Did they know it meant goodbye? The impacts of surrendering a pet
By Eda Kamal, December 11 2023—
Around six years ago, my family drove to Petland one evening to purchase two budgies — one for me and one for my little brother. That Monday, I printed photos of my new pets to show everyone at school. I was so proud that my parents were entrusting me with the ownership of a pet after I had begged for one my whole life. Granted, the birds were a settlement. I’d been begging for a cat since I was conscious (and probably before), but my parents were not entirely enthused by the amount of work an animal like that would generate. In our minds, and from the rudimentary amount of research I could conduct at that age, budgies seemed like a “smaller deal” than a cat, and all was well. I named them, lovingly decorated their cage and would let them walk around the house sometimes. For most of my middle school experience, my birds made home a better place for me to be. When the house was empty, their music would fill it, and cleaning out and redecorating their cage gave me a sense of responsibility and fulfilment.
Due to some lack of knowledge on my and my parent’s parts, two birds quickly turned into six. Raising baby chicks in my house (during the winter) added a lot of responsibility, stress and financial strain to our lives, but we were able to juggle it. The birds would take care of each other and were truly a happy little family within themselves. Soon after, my baby brother was born. Six birds, three kids and four adults including two seniors in the house was a lot to sustain. Towards the transition from middle to high school, I also began struggling a lot with my mental health and interpersonal relationships. I couldn’t give my birds the love, attention, or care they needed and deserved.
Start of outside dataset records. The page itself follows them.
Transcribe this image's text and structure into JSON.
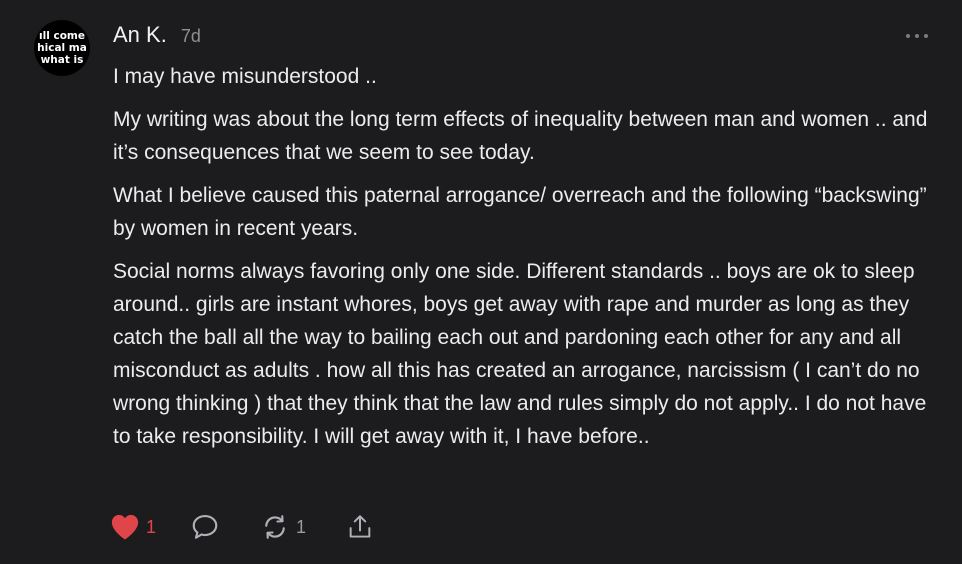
{
  "comment": {
    "author": "An K.",
    "age": "7d",
    "avatar_lines": [
      "ıll come",
      "hical ma",
      "what is"
    ],
    "paragraphs": [
      "I may have misunderstood ..",
      "My writing was about the long term effects of inequality between man and women .. and it’s consequences that we seem to see today.",
      "What I believe caused this paternal arrogance/ overreach and the following “backswing” by women in recent years.",
      "Social norms always favoring only one side. Different standards .. boys are ok to sleep around.. girls are instant whores, boys get away with rape and murder as long as they catch the ball all the way to bailing each out and pardoning each other for any and all misconduct as adults . how all this has created an arrogance, narcissism ( I can’t do no wrong thinking ) that they think that the law and rules simply do not apply.. I do not have to take responsibility. I will get away with it, I have before.."
    ]
  },
  "actions": {
    "like_count": "1",
    "restack_count": "1"
  },
  "icons": {
    "more": "more-horizontal-icon",
    "like": "heart-icon",
    "reply": "speech-bubble-icon",
    "restack": "restack-arrows-icon",
    "share": "share-upload-icon"
  },
  "colors": {
    "background": "#1c1c1e",
    "text": "#ececec",
    "muted": "#8e8e93",
    "like": "#e0454a"
  }
}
I couldn’t stand to see the innocent animals lack what they needed because of my inability to take care of them or myself. As a result of the building stress, in January 2020, I surrendered my six beautiful birds to the Calgary Humane Society and they were quickly picked up by new families. The only bad part was the birds were mostly separated and their family was split. I cried about that for a long time. After this experience, the concept of pet ownership was put on a shelf for me. I didn’t think I was ready for or worthy of that kind of bond and responsibility again.
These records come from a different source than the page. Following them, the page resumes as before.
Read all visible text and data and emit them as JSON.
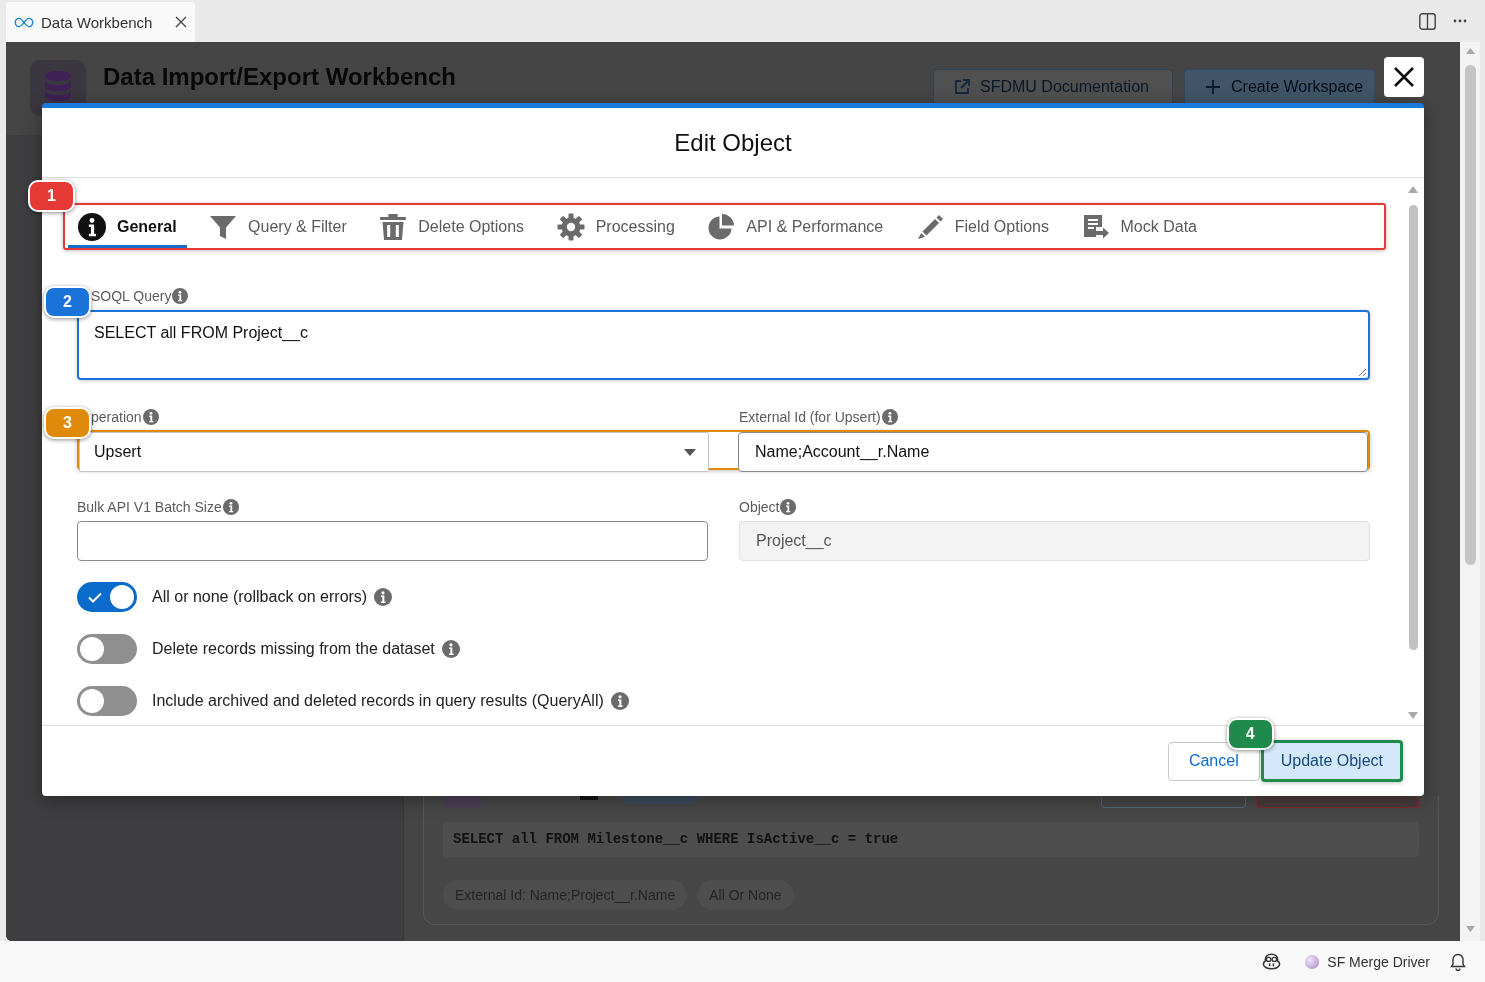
{
  "editor_tab": {
    "title": "Data Workbench"
  },
  "workbench": {
    "title": "Data Import/Export Workbench",
    "buttons": [
      {
        "label": "SFDMU Documentation",
        "kind": "outline"
      },
      {
        "label": "Create Workspace",
        "kind": "primary"
      }
    ],
    "object_card": {
      "query": "SELECT all FROM Milestone__c WHERE IsActive__c = true",
      "tags": [
        "External Id: Name;Project__r.Name",
        "All Or None"
      ]
    }
  },
  "modal": {
    "title": "Edit Object",
    "tab_bar": {
      "callout": {
        "number": "1",
        "color": "#e53935"
      },
      "tabs": [
        {
          "label": "General",
          "selected": true
        },
        {
          "label": "Query & Filter",
          "selected": false
        },
        {
          "label": "Delete Options",
          "selected": false
        },
        {
          "label": "Processing",
          "selected": false
        },
        {
          "label": "API & Performance",
          "selected": false
        },
        {
          "label": "Field Options",
          "selected": false
        },
        {
          "label": "Mock Data",
          "selected": false
        }
      ]
    },
    "soql_query": {
      "label": "SOQL Query",
      "value": "SELECT all FROM Project__c",
      "callout": {
        "number": "2",
        "color": "#1a73d8"
      }
    },
    "operation_row": {
      "callout": {
        "number": "3",
        "color": "#e08a0b"
      },
      "operation": {
        "label": "peration",
        "value": "Upsert"
      },
      "external_id": {
        "label": "External Id (for Upsert)",
        "value": "Name;Account__r.Name"
      }
    },
    "batch_size": {
      "label": "Bulk API V1 Batch Size"
    },
    "object": {
      "label": "Object",
      "value": "Project__c",
      "disabled": true
    },
    "toggles": [
      {
        "label": "All or none (rollback on errors)",
        "on": true
      },
      {
        "label": "Delete records missing from the dataset",
        "on": false
      },
      {
        "label": "Include archived and deleted records in query results (QueryAll)",
        "on": false
      }
    ],
    "buttons": [
      {
        "label": "Cancel",
        "kind": "secondary"
      },
      {
        "label": "Update Object",
        "kind": "primary",
        "callout": {
          "number": "4",
          "color": "#1f8a4c"
        }
      }
    ]
  },
  "status_bar": {
    "extension": "SF Merge Driver"
  }
}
However, the nagging desire to own a cat always remained, even when I owned the birds. I don’t know what it is about felines, but I’ve always felt like having one around the house would boost my motivation and self-image with their own natural confidence. I craved that specific kind of connection for my entire life from before I knew how to speak. Every time I visit a friend or relative, I find the cat before even meeting the person. To say I have always loved and wanted a cat would be a stark understatement — but the way I had to let go of my birds made me feel undeserving. Over the last few years, I focused on steadily working on my mental health and relationship with my family and friends. The amount of growth I’ve done is unimaginable, and for the entirety of 2023, I’ve been asking my parents if we can welcome a cat into our home seeing as I’m living at home for university. They were just as hurt as I was by what happened with my birds, and the wound remained quite fresh, but I watched as their refusal morphed into entertaining the concept into genuine consideration. As if it were a dream, I sit now surrounded by supplies for the cat I’ll be adopting in the next few weeks.
To current or future pet owners — letting go is visceral, it hurts. I would honestly rather have given away a hand than my birds. But years ago, when I surrendered my birds, it was the best choice for their wellbeing. I could not in good faith continue to spiral mentally while they were in my care, because I would begin neglecting their basic needs. If the animal in your care is suffering, or if you don’t see yourself being able to take care of them, it may be worth looking into options that will allow them and you to hurt less.
Looking back, I don’t believe that I gave up on my budgies — I think I gave them an opportunity to flourish when I could no longer care for them. Letting go was the best thing I could do on their behalf. Letting go gave me the space to grow and become someone who had the emotional, mental, and financial capacity to adopt a cat after conducting an actual acceptable amount of research and spending many sleepless nights debating how it would end. I know I can commit this time. I have faith in myself. I know when my cat is purring in my lap, all the heartbreak and tears will be worth the growth required to come to this point.
This article is a part of our Voices section and does not necessarily reflect the views of the Gauntlet editorial board.